The claim that full-time parenting is work, and hard work at that, is important. But I do not think that these drinking patterns are seen as equivalent in our society today—drinking with children present, or when one is responsible for children even if they are not watching, makes many people uncomfortable. That many accounts of pinot grigio on play dates are accompanied by defensiveness or a kind of rueful giggling is an important acknowledgement of this ambivalence. It is also no coincidence that a recent spate of recovery memoirs by women are framed through their domestic lives, as evidenced by their very titles: Rachael Brownell, Mommy Doesn’t Drink Here Anymore (Conari Press, 2009), Brenda Wilhelmsom, Diary of an Alcoholic Housewife (Hazelden, 2011), Stephanie Wilder-Taylor, Sippy Cups are Not for Chardonnay (Gallery Books, 2006).

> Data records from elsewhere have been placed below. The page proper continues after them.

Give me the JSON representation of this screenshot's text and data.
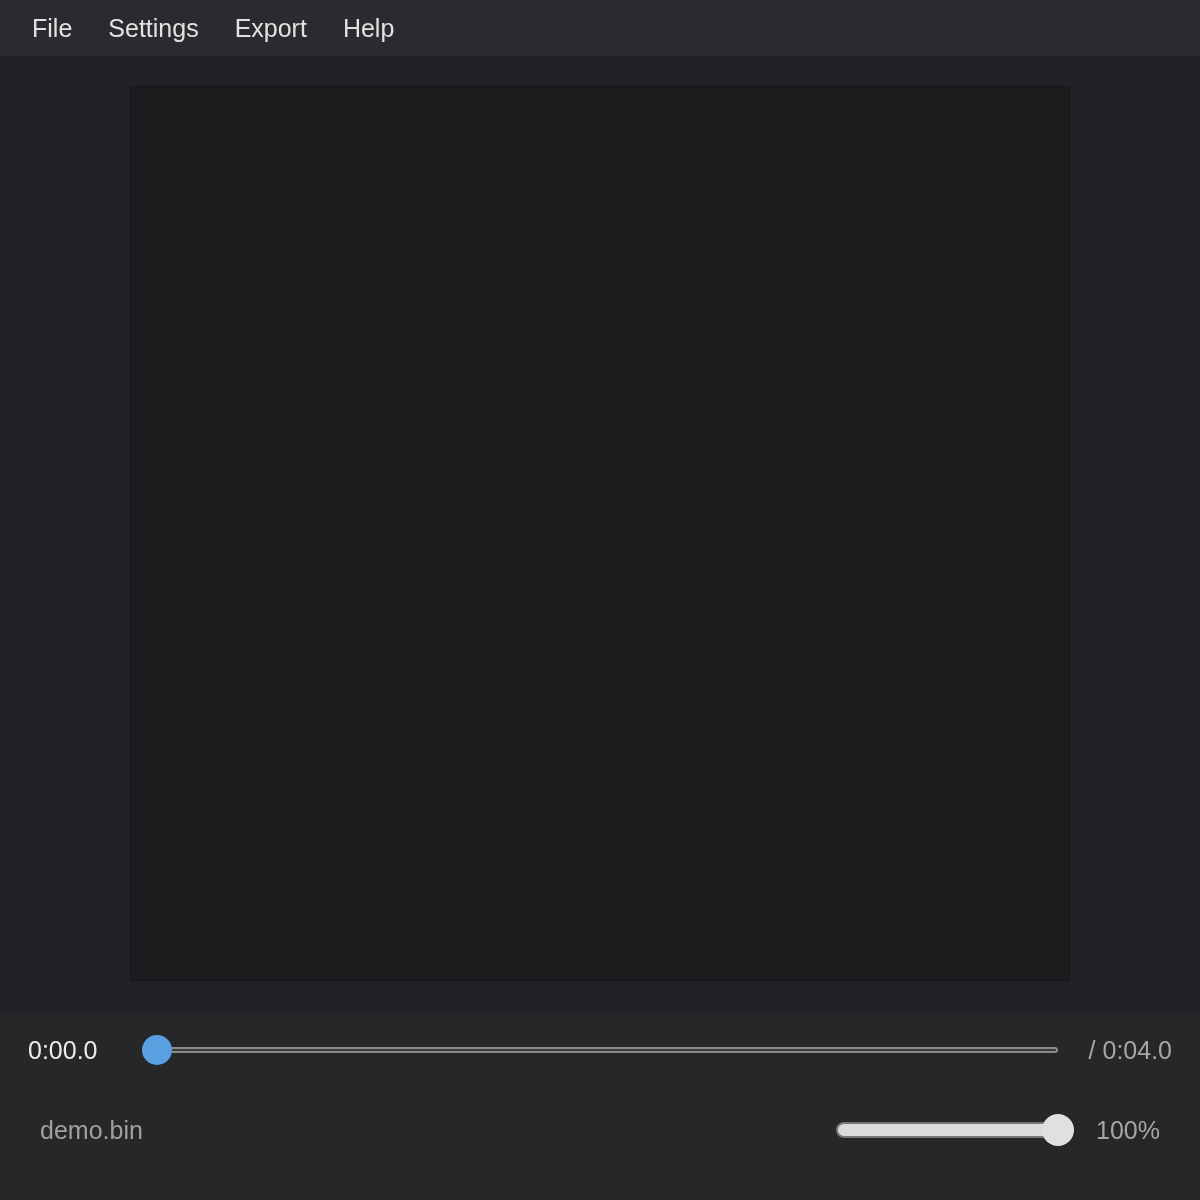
{
  "menu": [
    "File",
    "Settings",
    "Export",
    "Help"
  ],
  "playback": {
    "current_time": "0:00.0",
    "seek": {
      "level": 0
    },
    "duration": "/ 0:04.0"
  },
  "file_name": "demo.bin",
  "volume": {
    "level": 1,
    "reading": "100%"
  }
}
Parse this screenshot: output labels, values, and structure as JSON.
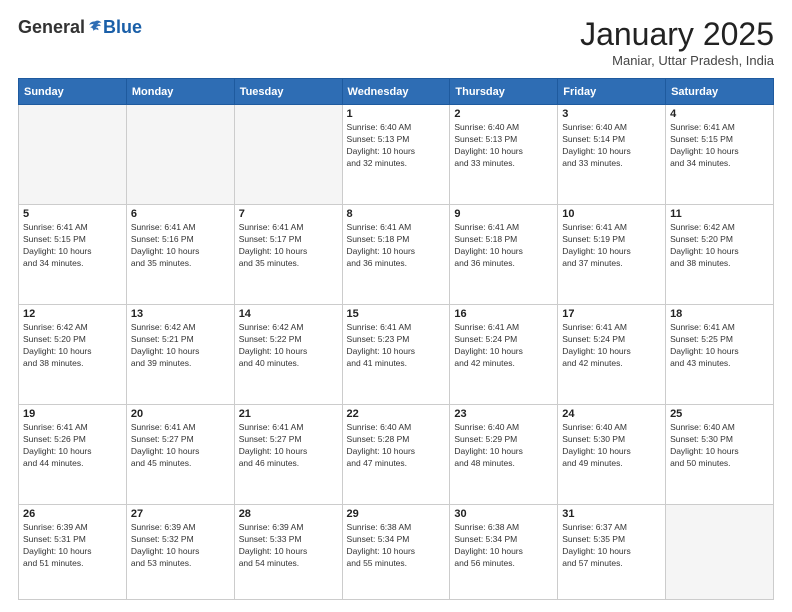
{
  "header": {
    "logo_general": "General",
    "logo_blue": "Blue",
    "title": "January 2025",
    "subtitle": "Maniar, Uttar Pradesh, India"
  },
  "days_of_week": [
    "Sunday",
    "Monday",
    "Tuesday",
    "Wednesday",
    "Thursday",
    "Friday",
    "Saturday"
  ],
  "weeks": [
    [
      {
        "day": "",
        "info": ""
      },
      {
        "day": "",
        "info": ""
      },
      {
        "day": "",
        "info": ""
      },
      {
        "day": "1",
        "info": "Sunrise: 6:40 AM\nSunset: 5:13 PM\nDaylight: 10 hours\nand 32 minutes."
      },
      {
        "day": "2",
        "info": "Sunrise: 6:40 AM\nSunset: 5:13 PM\nDaylight: 10 hours\nand 33 minutes."
      },
      {
        "day": "3",
        "info": "Sunrise: 6:40 AM\nSunset: 5:14 PM\nDaylight: 10 hours\nand 33 minutes."
      },
      {
        "day": "4",
        "info": "Sunrise: 6:41 AM\nSunset: 5:15 PM\nDaylight: 10 hours\nand 34 minutes."
      }
    ],
    [
      {
        "day": "5",
        "info": "Sunrise: 6:41 AM\nSunset: 5:15 PM\nDaylight: 10 hours\nand 34 minutes."
      },
      {
        "day": "6",
        "info": "Sunrise: 6:41 AM\nSunset: 5:16 PM\nDaylight: 10 hours\nand 35 minutes."
      },
      {
        "day": "7",
        "info": "Sunrise: 6:41 AM\nSunset: 5:17 PM\nDaylight: 10 hours\nand 35 minutes."
      },
      {
        "day": "8",
        "info": "Sunrise: 6:41 AM\nSunset: 5:18 PM\nDaylight: 10 hours\nand 36 minutes."
      },
      {
        "day": "9",
        "info": "Sunrise: 6:41 AM\nSunset: 5:18 PM\nDaylight: 10 hours\nand 36 minutes."
      },
      {
        "day": "10",
        "info": "Sunrise: 6:41 AM\nSunset: 5:19 PM\nDaylight: 10 hours\nand 37 minutes."
      },
      {
        "day": "11",
        "info": "Sunrise: 6:42 AM\nSunset: 5:20 PM\nDaylight: 10 hours\nand 38 minutes."
      }
    ],
    [
      {
        "day": "12",
        "info": "Sunrise: 6:42 AM\nSunset: 5:20 PM\nDaylight: 10 hours\nand 38 minutes."
      },
      {
        "day": "13",
        "info": "Sunrise: 6:42 AM\nSunset: 5:21 PM\nDaylight: 10 hours\nand 39 minutes."
      },
      {
        "day": "14",
        "info": "Sunrise: 6:42 AM\nSunset: 5:22 PM\nDaylight: 10 hours\nand 40 minutes."
      },
      {
        "day": "15",
        "info": "Sunrise: 6:41 AM\nSunset: 5:23 PM\nDaylight: 10 hours\nand 41 minutes."
      },
      {
        "day": "16",
        "info": "Sunrise: 6:41 AM\nSunset: 5:24 PM\nDaylight: 10 hours\nand 42 minutes."
      },
      {
        "day": "17",
        "info": "Sunrise: 6:41 AM\nSunset: 5:24 PM\nDaylight: 10 hours\nand 42 minutes."
      },
      {
        "day": "18",
        "info": "Sunrise: 6:41 AM\nSunset: 5:25 PM\nDaylight: 10 hours\nand 43 minutes."
      }
    ],
    [
      {
        "day": "19",
        "info": "Sunrise: 6:41 AM\nSunset: 5:26 PM\nDaylight: 10 hours\nand 44 minutes."
      },
      {
        "day": "20",
        "info": "Sunrise: 6:41 AM\nSunset: 5:27 PM\nDaylight: 10 hours\nand 45 minutes."
      },
      {
        "day": "21",
        "info": "Sunrise: 6:41 AM\nSunset: 5:27 PM\nDaylight: 10 hours\nand 46 minutes."
      },
      {
        "day": "22",
        "info": "Sunrise: 6:40 AM\nSunset: 5:28 PM\nDaylight: 10 hours\nand 47 minutes."
      },
      {
        "day": "23",
        "info": "Sunrise: 6:40 AM\nSunset: 5:29 PM\nDaylight: 10 hours\nand 48 minutes."
      },
      {
        "day": "24",
        "info": "Sunrise: 6:40 AM\nSunset: 5:30 PM\nDaylight: 10 hours\nand 49 minutes."
      },
      {
        "day": "25",
        "info": "Sunrise: 6:40 AM\nSunset: 5:30 PM\nDaylight: 10 hours\nand 50 minutes."
      }
    ],
    [
      {
        "day": "26",
        "info": "Sunrise: 6:39 AM\nSunset: 5:31 PM\nDaylight: 10 hours\nand 51 minutes."
      },
      {
        "day": "27",
        "info": "Sunrise: 6:39 AM\nSunset: 5:32 PM\nDaylight: 10 hours\nand 53 minutes."
      },
      {
        "day": "28",
        "info": "Sunrise: 6:39 AM\nSunset: 5:33 PM\nDaylight: 10 hours\nand 54 minutes."
      },
      {
        "day": "29",
        "info": "Sunrise: 6:38 AM\nSunset: 5:34 PM\nDaylight: 10 hours\nand 55 minutes."
      },
      {
        "day": "30",
        "info": "Sunrise: 6:38 AM\nSunset: 5:34 PM\nDaylight: 10 hours\nand 56 minutes."
      },
      {
        "day": "31",
        "info": "Sunrise: 6:37 AM\nSunset: 5:35 PM\nDaylight: 10 hours\nand 57 minutes."
      },
      {
        "day": "",
        "info": ""
      }
    ]
  ]
}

These women offer their stories of drinking and recovery not as women but as mothers, evoking all the cultural baggage that attaches to that association. I do not wish to minimize the pain these women and their families went through, nor the magnitude of the achievement represented by their sobriety. But I am struck by how the titles and framing of these books reinforce the idea that motherhood is the most important lens for understanding the relationship between women and alcohol. I also wonder about the connection between this genre and the problem of tone I mentioned earlier, that many women default to an apologetic stance in describing any kind of drinking. I want to emphasize that it is good news that women’s alcoholism is not as hidden as it once was and that the authors of these memoirs have been willing to step forward. But I do wonder whether the mode of full-fledged recovery narrative has reduced the space available for other kinds of discussion. Perhaps the notion of alcoholism as a progressive disease is so entrenched that women fear that articulating that they occasionally enjoy a glass of wine or a night out with friends will reveal them as incipient alcoholics. But are we really afraid that any woman who drinks will become alcoholic, or is this discomfort a sign of continuing ambivalence about women—especially mothers—occasionally putting themselves first?